The Python dict documentation defines these requirements on key objects, i.e. they must be hashable.

35
votes

An alternative in Python 2.6 or above is to use collections.namedtuple() -- it saves you writing any special methods:

from collections import namedtuple
MyThingBase = namedtuple("MyThingBase", ["name", "location"])
class MyThing(MyThingBase):
    def __new__(cls, name, location, length):
        obj = MyThingBase.__new__(cls, name, location)
        obj.length = length
        return obj

a = MyThing("a", "here", 10)
b = MyThing("a", "here", 20)
c = MyThing("c", "there", 10)
a == b
# True
hash(a) == hash(b)
# True
a == c
# False
20
votes

You override __hash__ if you want special hash-semantics, and __cmp__ or __eq__ in order to make your class usable as a key. Objects who compare equal need to have the same hash value.

Python expects __hash__ to return an integer, returning Banana() is not recommended :)

User defined classes have __hash__ by default that calls id(self), as you noted.

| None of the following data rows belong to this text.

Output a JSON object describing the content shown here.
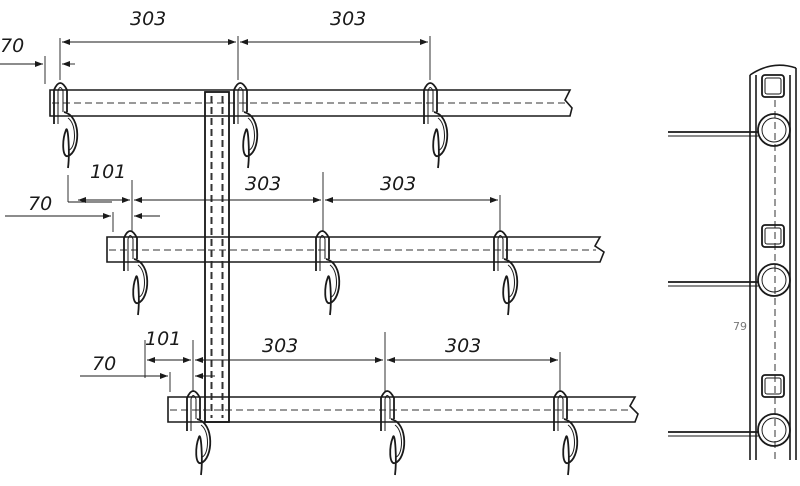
{
  "dimensions": {
    "row1": [
      "70",
      "303",
      "303"
    ],
    "row2": [
      "70",
      "101",
      "303",
      "303"
    ],
    "row3": [
      "70",
      "101",
      "303",
      "303"
    ]
  },
  "side_view_label": "79"
}
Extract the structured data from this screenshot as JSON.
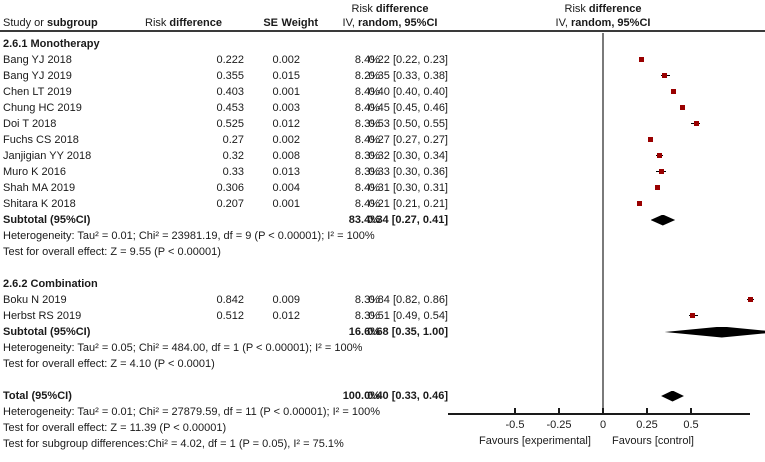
{
  "colors": {
    "marker": "#990000",
    "diamond": "#000000",
    "accent_rule": "#3a3a3a"
  },
  "header": {
    "study_a": "Study or",
    "study_b": "subgroup",
    "rd_a": "Risk",
    "rd_b": "difference",
    "se": "SE",
    "weight": "Weight",
    "ci1_a": "Risk",
    "ci1_b": "difference",
    "ci2_a": "IV,",
    "ci2_b": "random, 95%CI"
  },
  "g1": {
    "label": "2.6.1 Monotherapy",
    "studies": [
      {
        "name": "Bang YJ 2018",
        "rd": "0.222",
        "se": "0.002",
        "w": "8.4%",
        "ci": "0.22 [0.22, 0.23]"
      },
      {
        "name": "Bang YJ 2019",
        "rd": "0.355",
        "se": "0.015",
        "w": "8.2%",
        "ci": "0.35 [0.33, 0.38]"
      },
      {
        "name": "Chen LT 2019",
        "rd": "0.403",
        "se": "0.001",
        "w": "8.4%",
        "ci": "0.40 [0.40, 0.40]"
      },
      {
        "name": "Chung HC 2019",
        "rd": "0.453",
        "se": "0.003",
        "w": "8.4%",
        "ci": "0.45 [0.45, 0.46]"
      },
      {
        "name": "Doi T 2018",
        "rd": "0.525",
        "se": "0.012",
        "w": "8.3%",
        "ci": "0.53 [0.50, 0.55]"
      },
      {
        "name": "Fuchs CS 2018",
        "rd": "0.27",
        "se": "0.002",
        "w": "8.4%",
        "ci": "0.27 [0.27, 0.27]"
      },
      {
        "name": "Janjigian YY 2018",
        "rd": "0.32",
        "se": "0.008",
        "w": "8.3%",
        "ci": "0.32 [0.30, 0.34]"
      },
      {
        "name": "Muro K 2016",
        "rd": "0.33",
        "se": "0.013",
        "w": "8.3%",
        "ci": "0.33 [0.30, 0.36]"
      },
      {
        "name": "Shah MA 2019",
        "rd": "0.306",
        "se": "0.004",
        "w": "8.4%",
        "ci": "0.31 [0.30, 0.31]"
      },
      {
        "name": "Shitara K 2018",
        "rd": "0.207",
        "se": "0.001",
        "w": "8.4%",
        "ci": "0.21 [0.21, 0.21]"
      }
    ],
    "subtotal_label": "Subtotal (95%CI)",
    "subtotal_w": "83.4%",
    "subtotal_ci": "0.34 [0.27, 0.41]",
    "het": "Heterogeneity: Tau² = 0.01; Chi² = 23981.19, df = 9 (P < 0.00001); I² = 100%",
    "test": "Test for overall effect: Z = 9.55 (P < 0.00001)"
  },
  "g2": {
    "label": "2.6.2 Combination",
    "studies": [
      {
        "name": "Boku N 2019",
        "rd": "0.842",
        "se": "0.009",
        "w": "8.3%",
        "ci": "0.84 [0.82, 0.86]"
      },
      {
        "name": "Herbst RS 2019",
        "rd": "0.512",
        "se": "0.012",
        "w": "8.3%",
        "ci": "0.51 [0.49, 0.54]"
      }
    ],
    "subtotal_label": "Subtotal (95%CI)",
    "subtotal_w": "16.6%",
    "subtotal_ci": "0.68 [0.35, 1.00]",
    "het": "Heterogeneity: Tau² = 0.05; Chi² = 484.00, df = 1 (P < 0.00001); I² = 100%",
    "test": "Test for overall effect: Z = 4.10 (P < 0.0001)"
  },
  "total": {
    "label": "Total (95%CI)",
    "w": "100.0%",
    "ci": "0.40 [0.33, 0.46]",
    "het": "Heterogeneity: Tau² = 0.01; Chi² = 27879.59, df = 11 (P < 0.00001); I² = 100%",
    "test": "Test for overall effect: Z = 11.39 (P < 0.00001)",
    "subdiff": "Test for subgroup differences:Chi² = 4.02, df = 1 (P = 0.05), I² = 75.1%"
  },
  "axis": {
    "tick_labels": [
      "-0.5",
      "-0.25",
      "0",
      "0.25",
      "0.5"
    ],
    "favours_left": "Favours [experimental]",
    "favours_right": "Favours [control]"
  },
  "chart_data": {
    "type": "scatter",
    "subtype": "forest_plot",
    "title": "Risk difference — IV, random, 95%CI",
    "effect_measure": "Risk difference",
    "model": "IV, random, 95%CI",
    "xlim": [
      -0.88,
      0.84
    ],
    "x_ticks": [
      -0.5,
      -0.25,
      0,
      0.25,
      0.5
    ],
    "x_axis_labels": {
      "left": "Favours [experimental]",
      "right": "Favours [control]"
    },
    "groups": [
      {
        "name": "2.6.1 Monotherapy",
        "studies": [
          {
            "study": "Bang YJ 2018",
            "risk_difference": 0.222,
            "se": 0.002,
            "weight_pct": 8.4,
            "estimate": 0.22,
            "ci": [
              0.22,
              0.23
            ]
          },
          {
            "study": "Bang YJ 2019",
            "risk_difference": 0.355,
            "se": 0.015,
            "weight_pct": 8.2,
            "estimate": 0.35,
            "ci": [
              0.33,
              0.38
            ]
          },
          {
            "study": "Chen LT 2019",
            "risk_difference": 0.403,
            "se": 0.001,
            "weight_pct": 8.4,
            "estimate": 0.4,
            "ci": [
              0.4,
              0.4
            ]
          },
          {
            "study": "Chung HC 2019",
            "risk_difference": 0.453,
            "se": 0.003,
            "weight_pct": 8.4,
            "estimate": 0.45,
            "ci": [
              0.45,
              0.46
            ]
          },
          {
            "study": "Doi T 2018",
            "risk_difference": 0.525,
            "se": 0.012,
            "weight_pct": 8.3,
            "estimate": 0.53,
            "ci": [
              0.5,
              0.55
            ]
          },
          {
            "study": "Fuchs CS 2018",
            "risk_difference": 0.27,
            "se": 0.002,
            "weight_pct": 8.4,
            "estimate": 0.27,
            "ci": [
              0.27,
              0.27
            ]
          },
          {
            "study": "Janjigian YY 2018",
            "risk_difference": 0.32,
            "se": 0.008,
            "weight_pct": 8.3,
            "estimate": 0.32,
            "ci": [
              0.3,
              0.34
            ]
          },
          {
            "study": "Muro K 2016",
            "risk_difference": 0.33,
            "se": 0.013,
            "weight_pct": 8.3,
            "estimate": 0.33,
            "ci": [
              0.3,
              0.36
            ]
          },
          {
            "study": "Shah MA 2019",
            "risk_difference": 0.306,
            "se": 0.004,
            "weight_pct": 8.4,
            "estimate": 0.31,
            "ci": [
              0.3,
              0.31
            ]
          },
          {
            "study": "Shitara K 2018",
            "risk_difference": 0.207,
            "se": 0.001,
            "weight_pct": 8.4,
            "estimate": 0.21,
            "ci": [
              0.21,
              0.21
            ]
          }
        ],
        "subtotal": {
          "weight_pct": 83.4,
          "estimate": 0.34,
          "ci": [
            0.27,
            0.41
          ]
        }
      },
      {
        "name": "2.6.2 Combination",
        "studies": [
          {
            "study": "Boku N 2019",
            "risk_difference": 0.842,
            "se": 0.009,
            "weight_pct": 8.3,
            "estimate": 0.84,
            "ci": [
              0.82,
              0.86
            ]
          },
          {
            "study": "Herbst RS 2019",
            "risk_difference": 0.512,
            "se": 0.012,
            "weight_pct": 8.3,
            "estimate": 0.51,
            "ci": [
              0.49,
              0.54
            ]
          }
        ],
        "subtotal": {
          "weight_pct": 16.6,
          "estimate": 0.68,
          "ci": [
            0.35,
            1.0
          ]
        }
      }
    ],
    "total": {
      "weight_pct": 100.0,
      "estimate": 0.4,
      "ci": [
        0.33,
        0.46
      ]
    }
  }
}
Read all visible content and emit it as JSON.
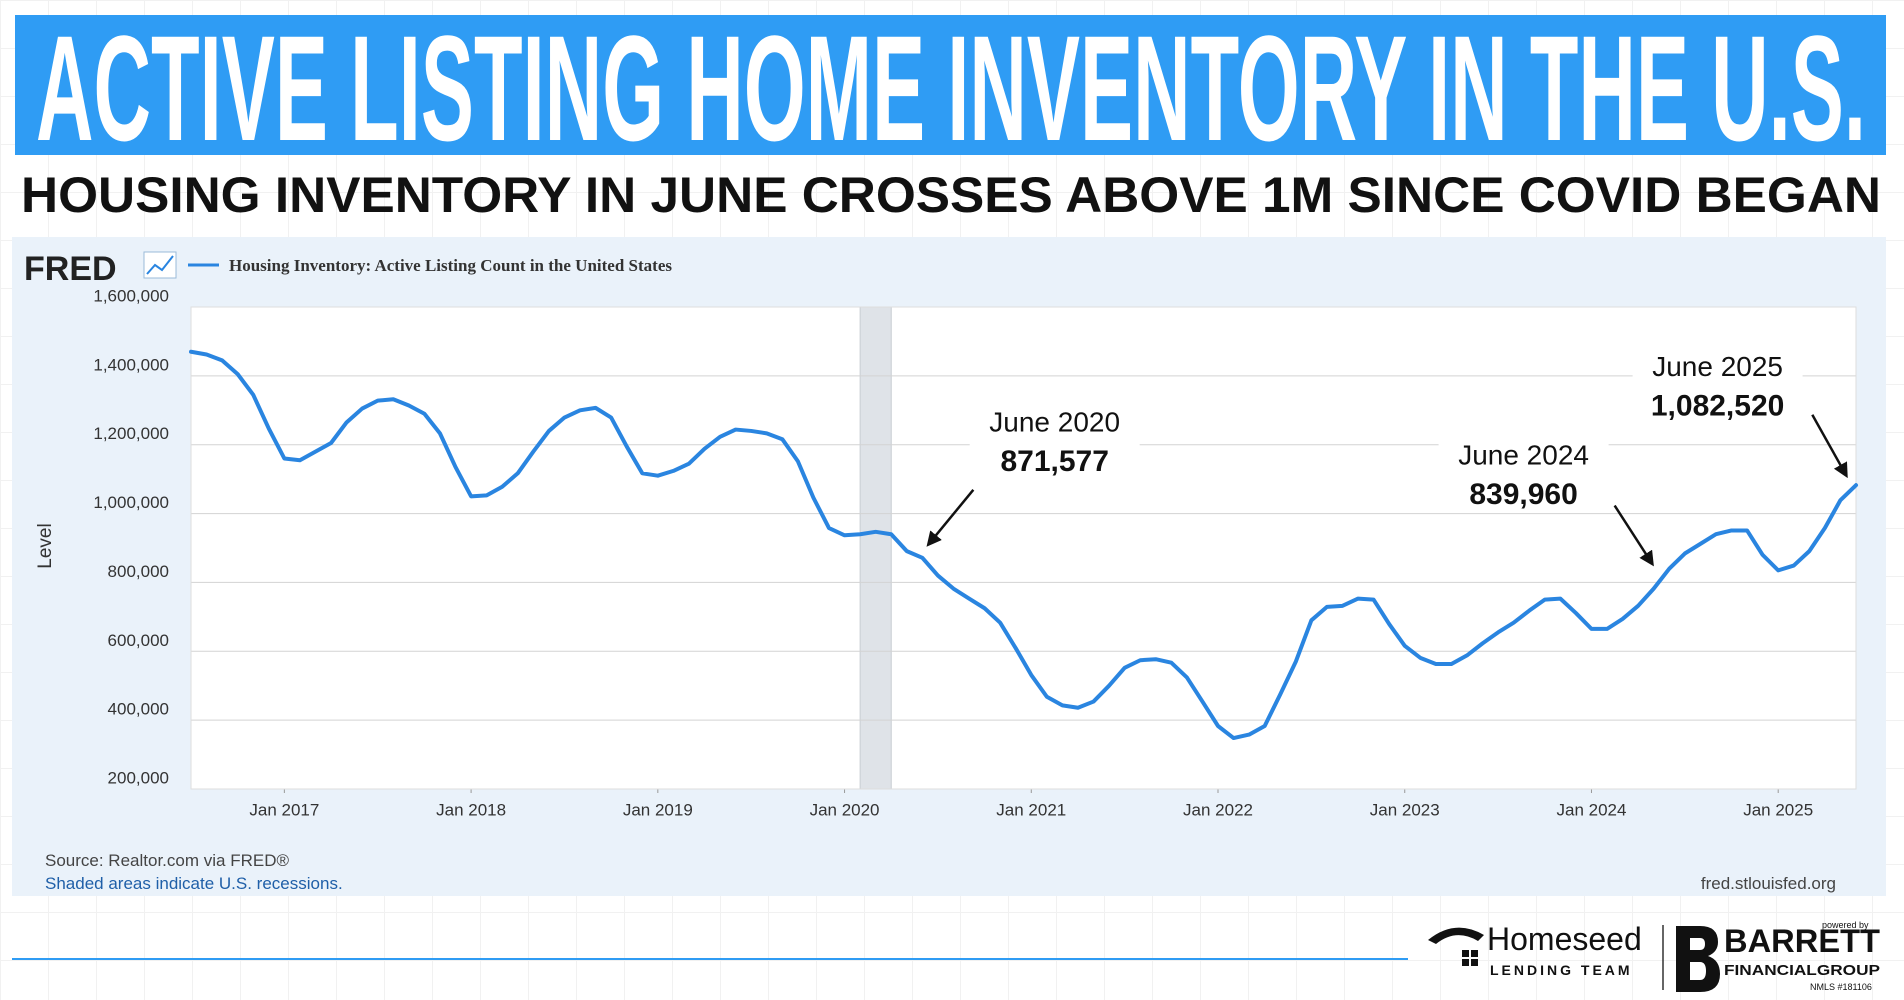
{
  "header": {
    "title": "ACTIVE LISTING HOME INVENTORY IN THE U.S.",
    "subtitle": "HOUSING INVENTORY IN JUNE CROSSES ABOVE 1M SINCE COVID BEGAN"
  },
  "chart_data": {
    "type": "line",
    "logo": "FRED",
    "y_label": "Level",
    "source": "Source: Realtor.com via FRED®",
    "note": "Shaded areas indicate U.S. recessions.",
    "site": "fred.stlouisfed.org",
    "x": [
      "2016-07",
      "2016-08",
      "2016-09",
      "2016-10",
      "2016-11",
      "2016-12",
      "2017-01",
      "2017-02",
      "2017-03",
      "2017-04",
      "2017-05",
      "2017-06",
      "2017-07",
      "2017-08",
      "2017-09",
      "2017-10",
      "2017-11",
      "2017-12",
      "2018-01",
      "2018-02",
      "2018-03",
      "2018-04",
      "2018-05",
      "2018-06",
      "2018-07",
      "2018-08",
      "2018-09",
      "2018-10",
      "2018-11",
      "2018-12",
      "2019-01",
      "2019-02",
      "2019-03",
      "2019-04",
      "2019-05",
      "2019-06",
      "2019-07",
      "2019-08",
      "2019-09",
      "2019-10",
      "2019-11",
      "2019-12",
      "2020-01",
      "2020-02",
      "2020-03",
      "2020-04",
      "2020-05",
      "2020-06",
      "2020-07",
      "2020-08",
      "2020-09",
      "2020-10",
      "2020-11",
      "2020-12",
      "2021-01",
      "2021-02",
      "2021-03",
      "2021-04",
      "2021-05",
      "2021-06",
      "2021-07",
      "2021-08",
      "2021-09",
      "2021-10",
      "2021-11",
      "2021-12",
      "2022-01",
      "2022-02",
      "2022-03",
      "2022-04",
      "2022-05",
      "2022-06",
      "2022-07",
      "2022-08",
      "2022-09",
      "2022-10",
      "2022-11",
      "2022-12",
      "2023-01",
      "2023-02",
      "2023-03",
      "2023-04",
      "2023-05",
      "2023-06",
      "2023-07",
      "2023-08",
      "2023-09",
      "2023-10",
      "2023-11",
      "2023-12",
      "2024-01",
      "2024-02",
      "2024-03",
      "2024-04",
      "2024-05",
      "2024-06",
      "2024-07",
      "2024-08",
      "2024-09",
      "2024-10",
      "2024-11",
      "2024-12",
      "2025-01",
      "2025-02",
      "2025-03",
      "2025-04",
      "2025-05",
      "2025-06"
    ],
    "series": [
      {
        "name": "Housing Inventory: Active Listing Count in the United States",
        "color": "#2a85e0",
        "values": [
          1470000,
          1462000,
          1445000,
          1405000,
          1345000,
          1247000,
          1160000,
          1155000,
          1180000,
          1205000,
          1265000,
          1305000,
          1328000,
          1332000,
          1314000,
          1290000,
          1233000,
          1135000,
          1050000,
          1053000,
          1078000,
          1117000,
          1180000,
          1240000,
          1279000,
          1300000,
          1307000,
          1279000,
          1195000,
          1117000,
          1110000,
          1124000,
          1145000,
          1188000,
          1223000,
          1244000,
          1240000,
          1233000,
          1216000,
          1152000,
          1046000,
          958000,
          937000,
          940000,
          947000,
          940000,
          891000,
          871577,
          820000,
          782000,
          753000,
          725000,
          683000,
          609000,
          531000,
          468000,
          443000,
          436000,
          454000,
          500000,
          552000,
          574000,
          577000,
          567000,
          524000,
          454000,
          383000,
          348000,
          358000,
          383000,
          475000,
          570000,
          690000,
          729000,
          732000,
          753000,
          750000,
          679000,
          616000,
          581000,
          563000,
          563000,
          588000,
          623000,
          655000,
          683000,
          718000,
          750000,
          753000,
          711000,
          665000,
          665000,
          694000,
          732000,
          782000,
          839960,
          884000,
          912000,
          940000,
          951000,
          951000,
          880000,
          835000,
          849000,
          891000,
          958000,
          1039000,
          1082520
        ]
      }
    ],
    "ylim": [
      200000,
      1600000
    ],
    "yticks": [
      {
        "value": 200000,
        "label": "200,000"
      },
      {
        "value": 400000,
        "label": "400,000"
      },
      {
        "value": 600000,
        "label": "600,000"
      },
      {
        "value": 800000,
        "label": "800,000"
      },
      {
        "value": 1000000,
        "label": "1,000,000"
      },
      {
        "value": 1200000,
        "label": "1,200,000"
      },
      {
        "value": 1400000,
        "label": "1,400,000"
      },
      {
        "value": 1600000,
        "label": "1,600,000"
      }
    ],
    "xticks": [
      {
        "value": "2017-01",
        "label": "Jan 2017"
      },
      {
        "value": "2018-01",
        "label": "Jan 2018"
      },
      {
        "value": "2019-01",
        "label": "Jan 2019"
      },
      {
        "value": "2020-01",
        "label": "Jan 2020"
      },
      {
        "value": "2021-01",
        "label": "Jan 2021"
      },
      {
        "value": "2022-01",
        "label": "Jan 2022"
      },
      {
        "value": "2023-01",
        "label": "Jan 2023"
      },
      {
        "value": "2024-01",
        "label": "Jan 2024"
      },
      {
        "value": "2025-01",
        "label": "Jan 2025"
      }
    ],
    "grid": true,
    "recessions": [
      {
        "start": "2020-02",
        "end": "2020-04"
      }
    ],
    "annotations": [
      {
        "label": "June 2020",
        "value": 871577,
        "value_label": "871,577"
      },
      {
        "label": "June 2024",
        "value": 839960,
        "value_label": "839,960"
      },
      {
        "label": "June 2025",
        "value": 1082520,
        "value_label": "1,082,520"
      }
    ]
  },
  "branding": {
    "homeseed": "Homeseed",
    "lending_team": "LENDING TEAM",
    "powered_by": "powered by",
    "barrett": "BARRETT",
    "financial_group": "FINANCIALGROUP",
    "nmls": "NMLS #181106"
  }
}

There is some extra tips from the documentation.:

Classes which inherit a __hash__() method from a parent class but change the meaning of __cmp__() or __eq__() such that the hash value returned is no longer appropriate (e.g. by switching to a value-based concept of equality instead of the default identity based equality) can explicitly flag themselves as being unhashable by setting __hash__ = None in the class definition. Doing so means that not only will instances of the class raise an appropriate TypeError when a program attempts to retrieve their hash value, but they will also be correctly identified as unhashable when checking isinstance(obj, collections.Hashable) (unlike classes which define their own __hash__() to explicitly raise TypeError).